Doesn’t every high school have a set of O’Malley Brothers? I’m sure we did — and I’m sure they were troublemakers, raffish and charming and always skirting the rules. Well, this set of O’Malley brothers, out of the garage pop stronghold of Chicago, have exactly the sort of dangerous appeal as you’d expect, abrasive rock riffs emerging from sweet power pop harmonies, acerbic lyrics putting a sting in exuberant melodies.
Well, Well, Well is the Safe’s third recording, mostly replicating the band’s rough and rocking live sound, but also adding a layer of sophistication and harmony. Like the Figgs, the Insomniacs and the Anderson Council, they’re somewhere along the sweet side of the garage continuum, borrowing guitar hooks from the Who but tuneful inventiveness from the Kinks and the Beatles. It’s a very retro sound — “Cool Sounds Are Here Again” would work just fine slipped into any Nuggets-era mix — but there’s enough joie de vivre and aggression to make it fresh.
The three musical O’Malley brothers — Frankie, Patrick and Michael — carry most of the weight, but they’ve recruited a niece, a nephew and a cousin to add violins and a harp and their dad to play saxophone. Though the brothers play multiple instruments, Frankie handles mostly drums, Michael bass and Patrick guitar and keyboards. They seem to have a brotherly instinct for what comes next from their siblings. Consider, for instance, “Phone Book Full of Phonies” morphs from freeform, time-signature free intro to driving, bass-thumping 4/4, or the way the guitar riff kicks in clean after the dead stop. And maybe it’s because they’re family that their voices fit together so well, criss-crossing and counterbalancing each other in the sublime “Only In Your Mind,” so that you can’t really tell where one ends and the other begins.
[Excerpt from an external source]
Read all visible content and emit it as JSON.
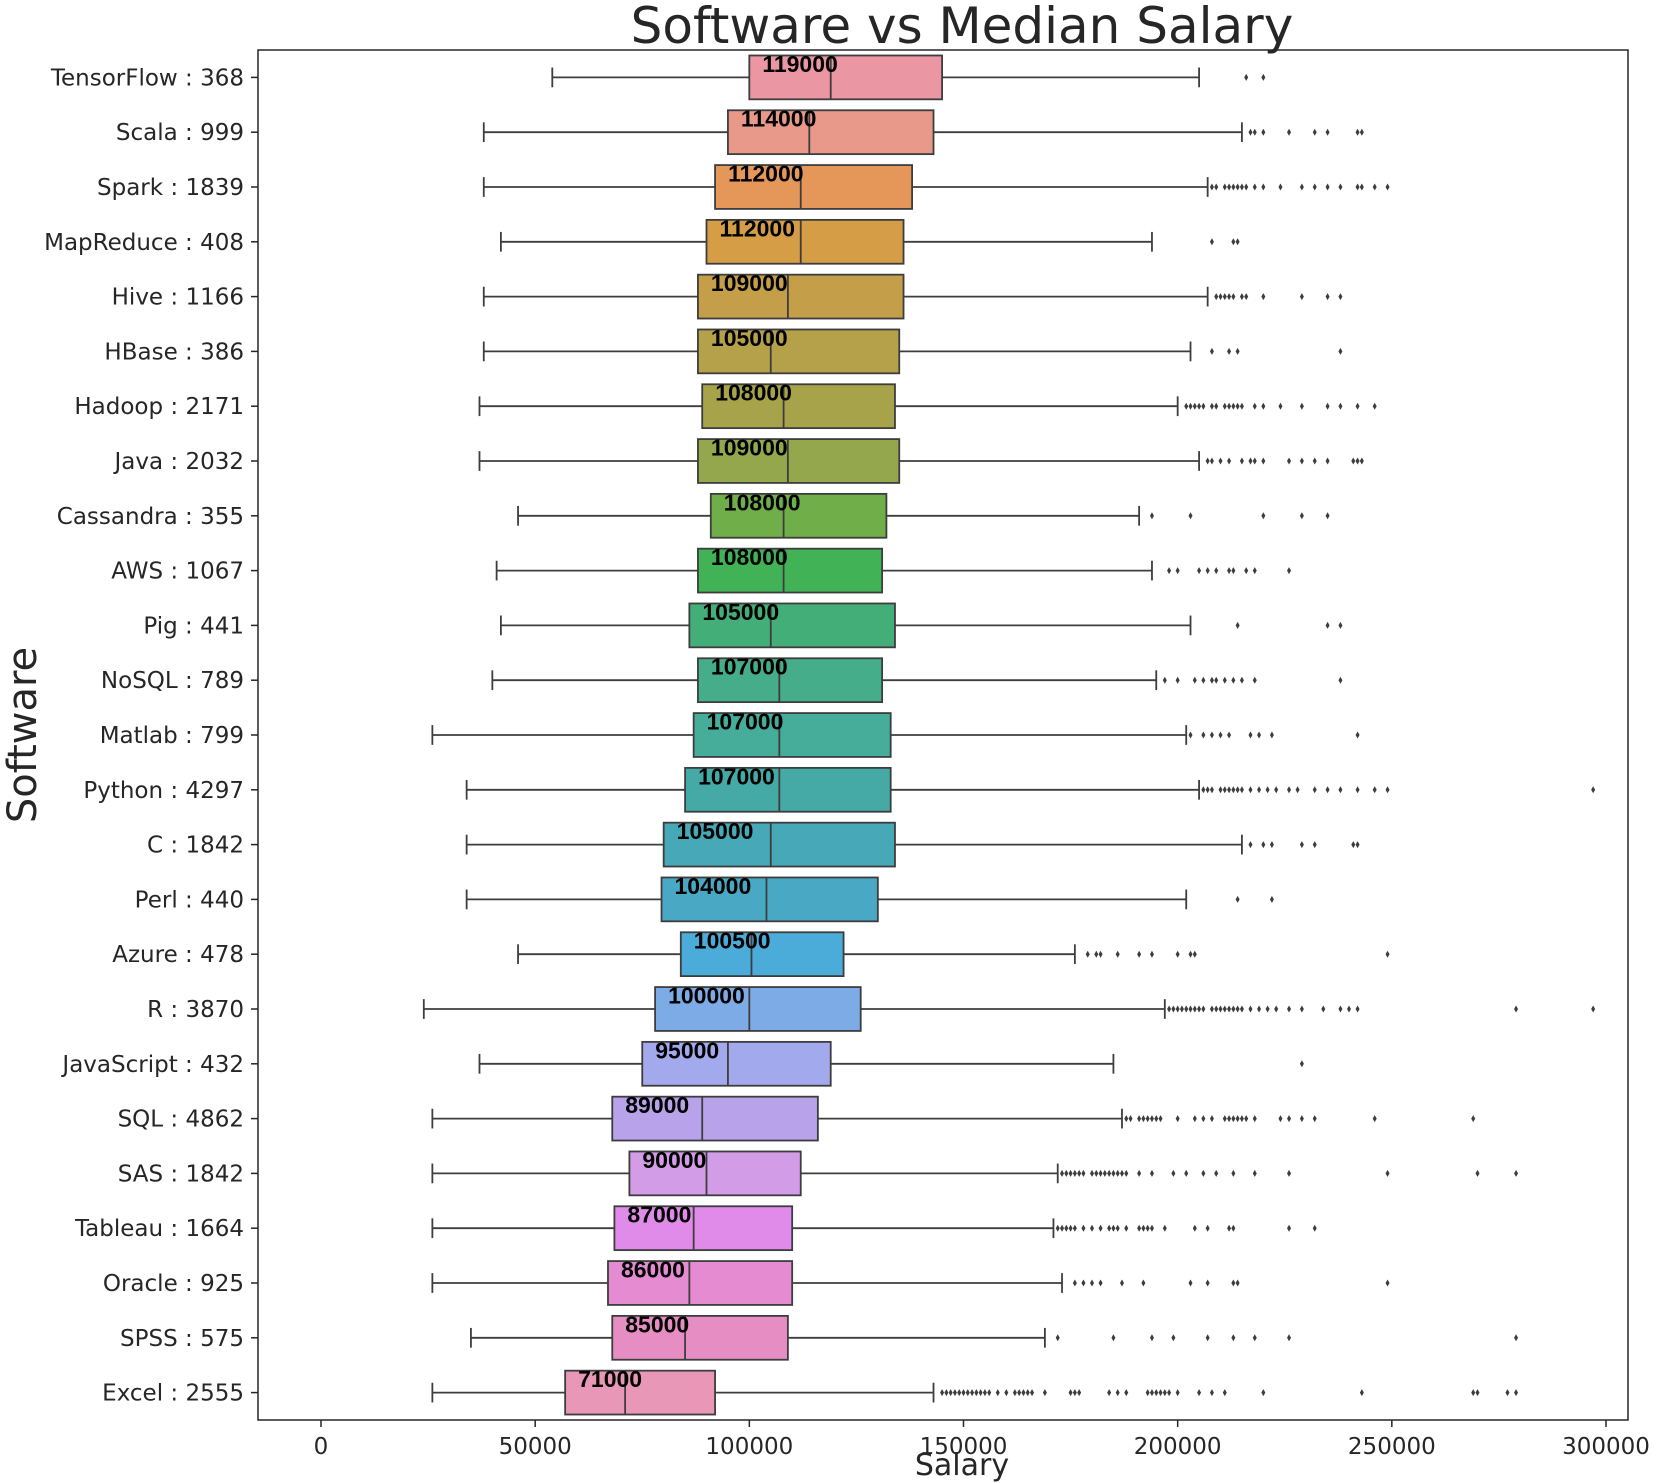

The highlights of this album, songs like “Phonebooks Full of Phonies,” “Fairytale Tomorrow” and “Only in Your Mind”, feel like they’ve always been there, fully-formed and ready to party, until the Safes stumbled upon them. They might remind you, faintly, of the Kinks or the Zombies, the psychedelic Who or Paul Revere & the Raiders, but only because they have the same sort of pop inevitability as these songs. No molds were broken, no genres created, in the making of this record, but what’s here is done well.
In fact, it’s hard to convey exactly what makes a record like this so good. The words available to describe it could be applied to any of a hundred records, some from the 1960s, some from day before yesterday. Good melodies, tautly played and prettily sung, a touch of sarcasm for balance, and occasional brief guitar explosions for necessary chaos… it’s a simple formula, but hard to execute. The Safes Well, Well, Well makes it look easy.